De mayor interés, en lo tocante a la psicología si no a la literatura, es la disquisición, más poética, más consciente, de su propio tema. El misterioso título del libro, ambiguo en múltiples sentidos, nos es «explicado», aunque de modo un poco oscuro, por su autor. Bradley habla del «negro Eros». Asimismo, menciona otra fuente de inspiración, aún más arcana. Lo que él pretende decir, interpretándolo al pie de la letra, puede ser muy significativo o pueden ser meras y fatuas pamplinas. En cuanto al «peso» psicológico de este concepto, sin embargo, no cabe la menor duda. Es más natural que un hombre represente la fuerza del amor como mujer y que una mujer la represente como hombre. (Cierto que tanto Eros como Afrodita son invenciones de los hombres, pero es importante que el primero fuera hijo de la segunda). Pero Bradley se recrea descaradamente en el concepto del inmenso y negro tirano (como un moro gigantesco), quien, según él, ha venido para regir su vida, como artista y como hombre. Por otra parte (y qué más queremos para completar nuestra teoría), si estamos interesados en indagar más en la identidad de ese monstruo, basta considerar las iniciales de su nombre. (Black Prince. Bradley Pearson). En cuanto al supuesto señor Loxias, aparece tenuamente enmascarado, igual que nuestro amigo. Existe incluso una patente similitud de estilo literario. El narcisismo del desviado devora a todos los personajes y sólo tolera a uno: él mismo. Bradley inventa al señor Loxias con el fin de presentarse a sí mismo en un alarde de presunta objetividad. De P. Loxias, dice: «Yo no pude inventarte». En rigor, eso es justamente lo que ha hecho.
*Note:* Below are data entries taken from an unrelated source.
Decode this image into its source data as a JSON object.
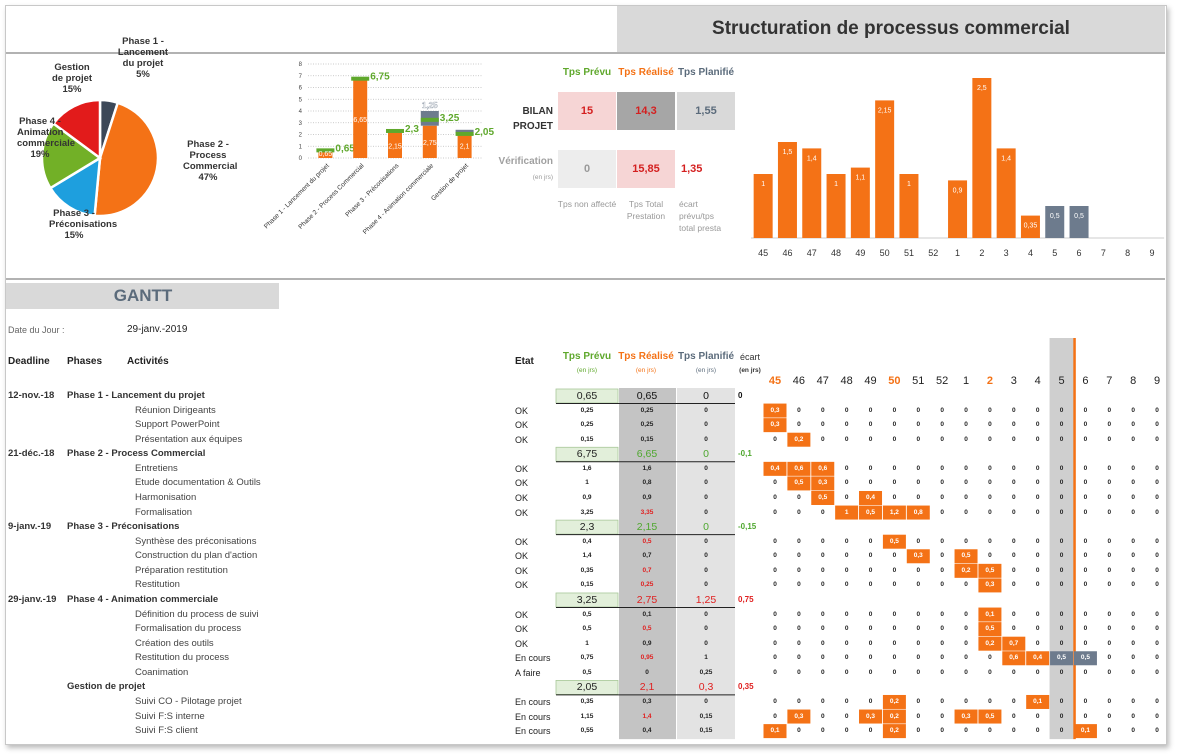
{
  "header": {
    "title": "Structuration de processus commercial"
  },
  "chart_data": [
    {
      "type": "pie",
      "categories": [
        "Phase 1 - Lancement du projet",
        "Phase 2 - Process Commercial",
        "Phase 3 - Préconisations",
        "Phase 4 - Animation commerciale",
        "Gestion de projet"
      ],
      "values": [
        5,
        47,
        15,
        19,
        15
      ],
      "value_labels": [
        "5%",
        "47%",
        "15%",
        "19%",
        "15%"
      ],
      "colors": [
        "#3c4858",
        "#f47216",
        "#1e9fde",
        "#72b027",
        "#e21b1b"
      ]
    },
    {
      "type": "bar",
      "categories": [
        "Phase 1 - Lancement du projet",
        "Phase 2 - Process Commercial",
        "Phase 3 - Préconisations",
        "Phase 4 - Animation commerciale",
        "Gestion de projet"
      ],
      "ylim": [
        0,
        8
      ],
      "yticks": [
        0,
        1,
        2,
        3,
        4,
        5,
        6,
        7,
        8
      ],
      "grid": true,
      "series": [
        {
          "color": "#f47216",
          "values": [
            0.65,
            6.65,
            2.15,
            2.75,
            2.1
          ],
          "value_labels": [
            "0,65",
            "6,65",
            "2,15",
            "2,75",
            "2,1"
          ]
        },
        {
          "color": "#6d7b8d",
          "values": [
            0,
            0,
            0,
            1.25,
            0.3
          ],
          "value_labels": [
            null,
            null,
            null,
            "1,25",
            null
          ]
        },
        {
          "color": "#5fa82c",
          "values": [
            0.65,
            6.75,
            2.3,
            3.25,
            2.05
          ],
          "value_labels": [
            "0,65",
            "6,75",
            "2,3",
            "3,25",
            "2,05"
          ]
        }
      ]
    },
    {
      "type": "bar",
      "categories": [
        "45",
        "46",
        "47",
        "48",
        "49",
        "50",
        "51",
        "52",
        "1",
        "2",
        "3",
        "4",
        "5",
        "6",
        "7",
        "8",
        "9"
      ],
      "series": [
        {
          "color": "#f47216",
          "values": [
            1,
            1.5,
            1.4,
            1,
            1.1,
            2.15,
            1,
            null,
            0.9,
            2.5,
            1.4,
            0.35,
            null,
            null,
            null,
            null,
            null
          ],
          "value_labels": [
            "1",
            "1,5",
            "1,4",
            "1",
            "1,1",
            "2,15",
            "1",
            null,
            "0,9",
            "2,5",
            "1,4",
            "0,35",
            null,
            null,
            null,
            null,
            null
          ]
        },
        {
          "color": "#6d7b8d",
          "values": [
            null,
            null,
            null,
            null,
            null,
            null,
            null,
            null,
            null,
            null,
            null,
            null,
            0.5,
            0.5,
            null,
            null,
            null
          ],
          "value_labels": [
            null,
            null,
            null,
            null,
            null,
            null,
            null,
            null,
            null,
            null,
            null,
            null,
            "0,5",
            "0,5",
            null,
            null,
            null
          ]
        }
      ]
    }
  ],
  "bilan": {
    "headers": [
      "Tps Prévu",
      "Tps Réalisé",
      "Tps Planifié"
    ],
    "rows": [
      {
        "label": "BILAN PROJET",
        "values": [
          "15",
          "14,3",
          "1,55"
        ]
      },
      {
        "label": "Vérification",
        "unit": "(en jrs)",
        "values": [
          "0",
          "15,85",
          "1,35"
        ]
      }
    ],
    "notes": [
      "Tps non affecté",
      "Tps Total Prestation",
      "écart prévu/tps total presta"
    ]
  },
  "gantt": {
    "title": "GANTT",
    "date_label": "Date du Jour :",
    "date": "29-janv.-2019",
    "headers": {
      "deadline": "Deadline",
      "phases": "Phases",
      "activities": "Activités",
      "etat": "Etat",
      "prevu": "Tps Prévu",
      "realise": "Tps Réalisé",
      "planifie": "Tps Planifié",
      "ecart": "écart",
      "unit": "(en jrs)"
    },
    "weeks": [
      {
        "text": "45",
        "accent": true
      },
      "46",
      "47",
      "48",
      "49",
      {
        "text": "50",
        "accent": true
      },
      "51",
      "52",
      "1",
      {
        "text": "2",
        "accent": true
      },
      "3",
      "4",
      "5",
      "6",
      "7",
      "8",
      "9"
    ],
    "rows": [
      {
        "deadline": "12-nov.-18",
        "phase": "Phase 1 - Lancement du projet",
        "prevu": "0,65",
        "realise": "0,65",
        "planifie": "0",
        "ecart": "0",
        "color": "#111111"
      },
      {
        "activity": "Réunion Dirigeants",
        "etat": "OK",
        "prevu": "0,25",
        "realise": "0,25",
        "planifie": "0",
        "weeks": [
          {
            "text": "0,3",
            "color": "#f47216"
          },
          "0",
          "0",
          "0",
          "0",
          "0",
          "0",
          "0",
          "0",
          "0",
          "0",
          "0",
          "0",
          "0",
          "0",
          "0",
          "0"
        ]
      },
      {
        "activity": "Support PowerPoint",
        "etat": "OK",
        "prevu": "0,25",
        "realise": "0,25",
        "planifie": "0",
        "weeks": [
          {
            "text": "0,3",
            "color": "#f47216"
          },
          "0",
          "0",
          "0",
          "0",
          "0",
          "0",
          "0",
          "0",
          "0",
          "0",
          "0",
          "0",
          "0",
          "0",
          "0",
          "0"
        ]
      },
      {
        "activity": "Présentation aux équipes",
        "etat": "OK",
        "prevu": "0,15",
        "realise": "0,15",
        "planifie": "0",
        "weeks": [
          "0",
          {
            "text": "0,2",
            "color": "#f47216"
          },
          "0",
          "0",
          "0",
          "0",
          "0",
          "0",
          "0",
          "0",
          "0",
          "0",
          "0",
          "0",
          "0",
          "0",
          "0"
        ]
      },
      {
        "deadline": "21-déc.-18",
        "phase": "Phase 2 - Process Commercial",
        "prevu": "6,75",
        "realise": "6,65",
        "planifie": "0",
        "ecart": "-0,1",
        "color": "#4ea72e"
      },
      {
        "activity": "Entretiens",
        "etat": "OK",
        "prevu": "1,6",
        "realise": "1,6",
        "planifie": "0",
        "weeks": [
          {
            "text": "0,4",
            "color": "#f47216"
          },
          {
            "text": "0,6",
            "color": "#f47216"
          },
          {
            "text": "0,6",
            "color": "#f47216"
          },
          "0",
          "0",
          "0",
          "0",
          "0",
          "0",
          "0",
          "0",
          "0",
          "0",
          "0",
          "0",
          "0",
          "0"
        ]
      },
      {
        "activity": "Etude documentation & Outils",
        "etat": "OK",
        "prevu": "1",
        "realise": "0,8",
        "planifie": "0",
        "weeks": [
          "0",
          {
            "text": "0,5",
            "color": "#f47216"
          },
          {
            "text": "0,3",
            "color": "#f47216"
          },
          "0",
          "0",
          "0",
          "0",
          "0",
          "0",
          "0",
          "0",
          "0",
          "0",
          "0",
          "0",
          "0",
          "0"
        ]
      },
      {
        "activity": "Harmonisation",
        "etat": "OK",
        "prevu": "0,9",
        "realise": "0,9",
        "planifie": "0",
        "weeks": [
          "0",
          "0",
          {
            "text": "0,5",
            "color": "#f47216"
          },
          "0",
          {
            "text": "0,4",
            "color": "#f47216"
          },
          "0",
          "0",
          "0",
          "0",
          "0",
          "0",
          "0",
          "0",
          "0",
          "0",
          "0",
          "0"
        ]
      },
      {
        "activity": "Formalisation",
        "etat": "OK",
        "prevu": "3,25",
        "realise": "3,35",
        "planifie": "0",
        "realise_color": "#e02020",
        "weeks": [
          "0",
          "0",
          "0",
          {
            "text": "1",
            "color": "#f47216"
          },
          {
            "text": "0,5",
            "color": "#f47216"
          },
          {
            "text": "1,2",
            "color": "#f47216"
          },
          {
            "text": "0,8",
            "color": "#f47216"
          },
          "0",
          "0",
          "0",
          "0",
          "0",
          "0",
          "0",
          "0",
          "0",
          "0"
        ]
      },
      {
        "deadline": "9-janv.-19",
        "phase": "Phase 3 - Préconisations",
        "prevu": "2,3",
        "realise": "2,15",
        "planifie": "0",
        "ecart": "-0,15",
        "color": "#4ea72e"
      },
      {
        "activity": "Synthèse des préconisations",
        "etat": "OK",
        "prevu": "0,4",
        "realise": "0,5",
        "planifie": "0",
        "realise_color": "#e02020",
        "weeks": [
          "0",
          "0",
          "0",
          "0",
          "0",
          {
            "text": "0,5",
            "color": "#f47216"
          },
          "0",
          "0",
          "0",
          "0",
          "0",
          "0",
          "0",
          "0",
          "0",
          "0",
          "0"
        ]
      },
      {
        "activity": "Construction du plan d'action",
        "etat": "OK",
        "prevu": "1,4",
        "realise": "0,7",
        "planifie": "0",
        "weeks": [
          "0",
          "0",
          "0",
          "0",
          "0",
          "0",
          {
            "text": "0,3",
            "color": "#f47216"
          },
          "0",
          {
            "text": "0,5",
            "color": "#f47216"
          },
          "0",
          "0",
          "0",
          "0",
          "0",
          "0",
          "0",
          "0"
        ]
      },
      {
        "activity": "Préparation restitution",
        "etat": "OK",
        "prevu": "0,35",
        "realise": "0,7",
        "planifie": "0",
        "realise_color": "#e02020",
        "weeks": [
          "0",
          "0",
          "0",
          "0",
          "0",
          "0",
          "0",
          "0",
          {
            "text": "0,2",
            "color": "#f47216"
          },
          {
            "text": "0,5",
            "color": "#f47216"
          },
          "0",
          "0",
          "0",
          "0",
          "0",
          "0",
          "0"
        ]
      },
      {
        "activity": "Restitution",
        "etat": "OK",
        "prevu": "0,15",
        "realise": "0,25",
        "planifie": "0",
        "realise_color": "#e02020",
        "weeks": [
          "0",
          "0",
          "0",
          "0",
          "0",
          "0",
          "0",
          "0",
          "0",
          {
            "text": "0,3",
            "color": "#f47216"
          },
          "0",
          "0",
          "0",
          "0",
          "0",
          "0",
          "0"
        ]
      },
      {
        "deadline": "29-janv.-19",
        "phase": "Phase 4 - Animation commerciale",
        "prevu": "3,25",
        "realise": "2,75",
        "planifie": "1,25",
        "ecart": "0,75",
        "color": "#e02020"
      },
      {
        "activity": "Définition du process de suivi",
        "etat": "OK",
        "prevu": "0,5",
        "realise": "0,1",
        "planifie": "0",
        "weeks": [
          "0",
          "0",
          "0",
          "0",
          "0",
          "0",
          "0",
          "0",
          "0",
          {
            "text": "0,1",
            "color": "#f47216"
          },
          "0",
          "0",
          "0",
          "0",
          "0",
          "0",
          "0"
        ]
      },
      {
        "activity": "Formalisation du process",
        "etat": "OK",
        "prevu": "0,5",
        "realise": "0,5",
        "planifie": "0",
        "realise_color": "#e02020",
        "weeks": [
          "0",
          "0",
          "0",
          "0",
          "0",
          "0",
          "0",
          "0",
          "0",
          {
            "text": "0,5",
            "color": "#f47216"
          },
          "0",
          "0",
          "0",
          "0",
          "0",
          "0",
          "0"
        ]
      },
      {
        "activity": "Création des outils",
        "etat": "OK",
        "prevu": "1",
        "realise": "0,9",
        "planifie": "0",
        "weeks": [
          "0",
          "0",
          "0",
          "0",
          "0",
          "0",
          "0",
          "0",
          "0",
          {
            "text": "0,2",
            "color": "#f47216"
          },
          {
            "text": "0,7",
            "color": "#f47216"
          },
          "0",
          "0",
          "0",
          "0",
          "0",
          "0"
        ]
      },
      {
        "activity": "Restitution du process",
        "etat": "En cours",
        "prevu": "0,75",
        "realise": "0,95",
        "planifie": "1",
        "realise_color": "#e02020",
        "weeks": [
          "0",
          "0",
          "0",
          "0",
          "0",
          "0",
          "0",
          "0",
          "0",
          "0",
          {
            "text": "0,6",
            "color": "#f47216"
          },
          {
            "text": "0,4",
            "color": "#f47216"
          },
          {
            "text": "0,5",
            "color": "#6d7b8d"
          },
          {
            "text": "0,5",
            "color": "#6d7b8d"
          },
          "0",
          "0",
          "0"
        ]
      },
      {
        "activity": "Coanimation",
        "etat": "A faire",
        "prevu": "0,5",
        "realise": "0",
        "planifie": "0,25",
        "weeks": [
          "0",
          "0",
          "0",
          "0",
          "0",
          "0",
          "0",
          "0",
          "0",
          "0",
          "0",
          "0",
          "0",
          "0",
          "0",
          "0",
          "0"
        ]
      },
      {
        "phase": "Gestion de projet",
        "prevu": "2,05",
        "realise": "2,1",
        "planifie": "0,3",
        "ecart": "0,35",
        "color": "#e02020"
      },
      {
        "activity": "Suivi CO - Pilotage projet",
        "etat": "En cours",
        "prevu": "0,35",
        "realise": "0,3",
        "planifie": "0",
        "weeks": [
          "0",
          "0",
          "0",
          "0",
          "0",
          {
            "text": "0,2",
            "color": "#f47216"
          },
          "0",
          "0",
          "0",
          "0",
          "0",
          {
            "text": "0,1",
            "color": "#f47216"
          },
          "0",
          "0",
          "0",
          "0",
          "0"
        ]
      },
      {
        "activity": "Suivi F:S interne",
        "etat": "En cours",
        "prevu": "1,15",
        "realise": "1,4",
        "planifie": "0,15",
        "realise_color": "#e02020",
        "weeks": [
          "0",
          {
            "text": "0,3",
            "color": "#f47216"
          },
          "0",
          "0",
          {
            "text": "0,3",
            "color": "#f47216"
          },
          {
            "text": "0,2",
            "color": "#f47216"
          },
          "0",
          "0",
          {
            "text": "0,3",
            "color": "#f47216"
          },
          {
            "text": "0,5",
            "color": "#f47216"
          },
          "0",
          "0",
          "0",
          "0",
          "0",
          "0",
          "0"
        ]
      },
      {
        "activity": "Suivi F:S client",
        "etat": "En cours",
        "prevu": "0,55",
        "realise": "0,4",
        "planifie": "0,15",
        "weeks": [
          {
            "text": "0,1",
            "color": "#f47216"
          },
          "0",
          "0",
          "0",
          "0",
          {
            "text": "0,2",
            "color": "#f47216"
          },
          "0",
          "0",
          "0",
          "0",
          "0",
          "0",
          "0",
          {
            "text": "0,1",
            "color": "#f47216"
          },
          "0",
          "0",
          "0"
        ]
      }
    ]
  }
}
Confío en que mi viejo amigo, cuando su mirada sapiente caiga sobre estas páginas, contemplará con indulgencia (me lo imagino sonriendo con esa tímida ironía, tan conocida para mí) las observaciones de un simple científico. Puedo asegurarle que me han sido dictadas no sólo por un frío amor por la verdad, sino por un vivo afecto por un ser para mí entrañable, hacia quien el autor de esta nota siente reconocimiento y gratitud. Antes he insinuado que Bradley estaba dotado con otro afecto más mundano y más «real», otro foco de emoción mucho más simple y menos angustioso. No es mi intención, y en efecto no necesito hacerlo, servirme de su mal disimulado amor por mí como prueba de sus pervertidas tendencias. (El transparente intento por disminuir al objeto-amor también resulta típico). No obstante, no puedo concluir esta minúscula monografía sin decir que yo conocía sus sentimientos y, espero que me crea, tenían para mí un gran valor.

FRANCIS MARLOE.

Consultor de psicología.

Se ha abierto una lista de suscripción para mi próxima obra, Bradley Pearson, el paranoico de la papelería, en la editorial que se encargará de publicarla. Las cartas dirigidas a mi consultorio me serán remitidas desde la misma dirección.